The Inheritance of Loss - Kiran Desai [56]
The growing impossibility of speech would make other intimacies easier.
As his finger was about to leap from the tip of Sai’s nose to her perfectly arched lips—
Up she jumped.
“Owwaaa,” she shouted.
He thought it was a mouse.
It wasn’t. She was used to mice.
“Ooopk,” she said. She couldn’t stand a moment longer, that peppery feeling of being traced by another’s finger and all that green romance burgeoning forth. Wiping her face bluntly with her hands, she shook out her kimono, as if to rid the evening of this trembling delicacy.
“Well, good night,” she said formally, taking Gyan by surprise. Placing her feet one before the other with the deliberateness of a drunk, she made her way toward the door, reached the rectangle of the doorway, and dove into the merciful dark with Gyan’s bereft eyes following her.
She didn’t return.
But the mice did. It was quite extraordinary how tenacious they were—you’d think their fragile hearts would shatter, but their timidity was misleading; their fear was without memory.
______
In his bed slung like a hammock on broken springs, leaks all around, the judge lay pinned by layers of fusty blankets. His underwear lay on top of the lamp to dry and his watch sat below so the mist under the dial might lift—a sad state for the civilized man. The air was spiked with pinpricks of moisture that made it feel as if it were raining indoors as well, yet this didn’t freshen it. It bore down thick enough to smother, an odiferous yeasty mix of spore and fungi, wood smoke and mice droppings, kerosene and chill. He got out of bed to search for a pair of socks and a woolen skull cap. As he was putting them on, he saw the unmistakable silhouette of a scorpion, bold against the dingy wall, and lurched at it with a fly swatter, but it sensed his presence, bristled, the tail went up, and it began to run.

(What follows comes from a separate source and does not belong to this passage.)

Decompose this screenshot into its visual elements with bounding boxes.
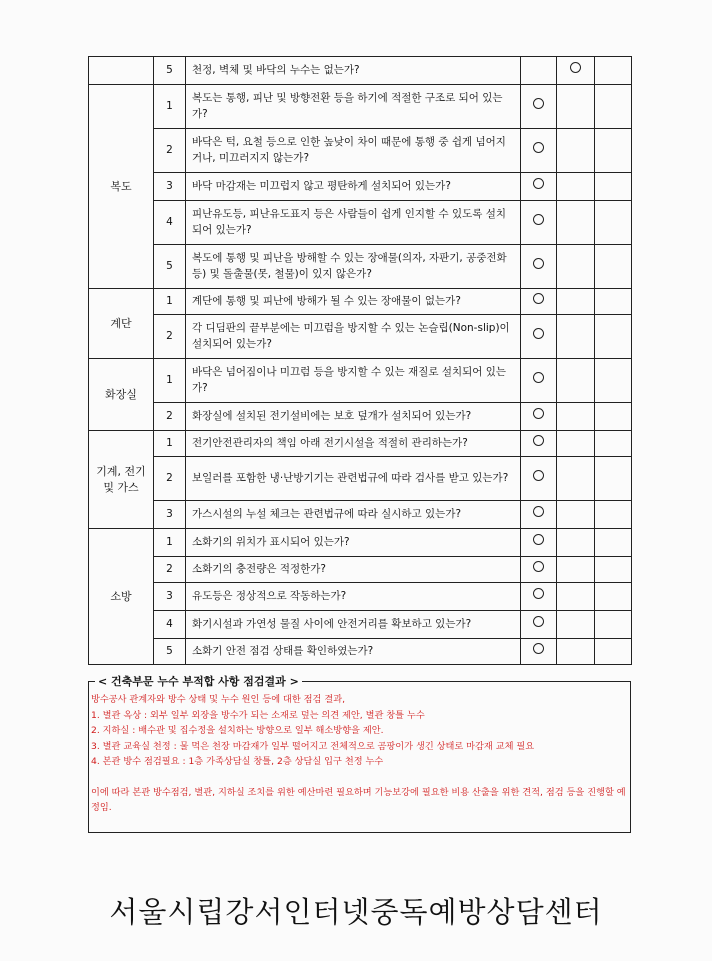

It vanished into the crack between the bottom of the wall and the floorboard. “Drat!” he said. His false teeth leered at him with a skeleton grin from a jar of water. He rummaged about for a Calmpose and swallowed it with a gulp of water from the top of the jar, so cold, always cold—the water in Kalimpong was directly from Himalayan snow—and it transformed his gums to pure pain. “Good night, my darling mutton chop,” he said to Mutt when he could manipulate his tongue again. She was already dreaming, but oh the weakness of an aged man, even the pill could not chase the unpleasant thoughts unleashed at dinner back into their holes.
______
When the results of the viva voce had been posted, he found his performance had earned him one hundred out of three hundred, the lowest qualifying mark. The written portion of the test had brought up his score and he was listed at forty-eight, but only the top forty-two had been included for admission to the ICS. Shaking, almost fainting, he was about to stumble away when a man came out with a supplementary announcement: a new list had been conceived in accordance with attempts to Indianize the service. The crowd of students rushed forward, and in between the lurching, he caught sight of the name, Jemubhai Popatlal Patel, at the very bottom of the page.
Looking neither right nor left, the newest member, practically unwelcome, of the heaven-born, ran home with his arms folded and got immediately into bed, all his clothes on, even his shoes, and soaked his pillow with his weeping. Tears sheeted his cheeks, eddied about his nose, cascaded into his neck, and he found he was quite unable to control his tormented ragged nerves. He lay there crying for three days and three nights.
“James,” rattled the landlady. “Are you all right?”
“Just tired. Not to worry.”
“James?”
“Mrs. Rice,” he said. “One is done. One is finally through.”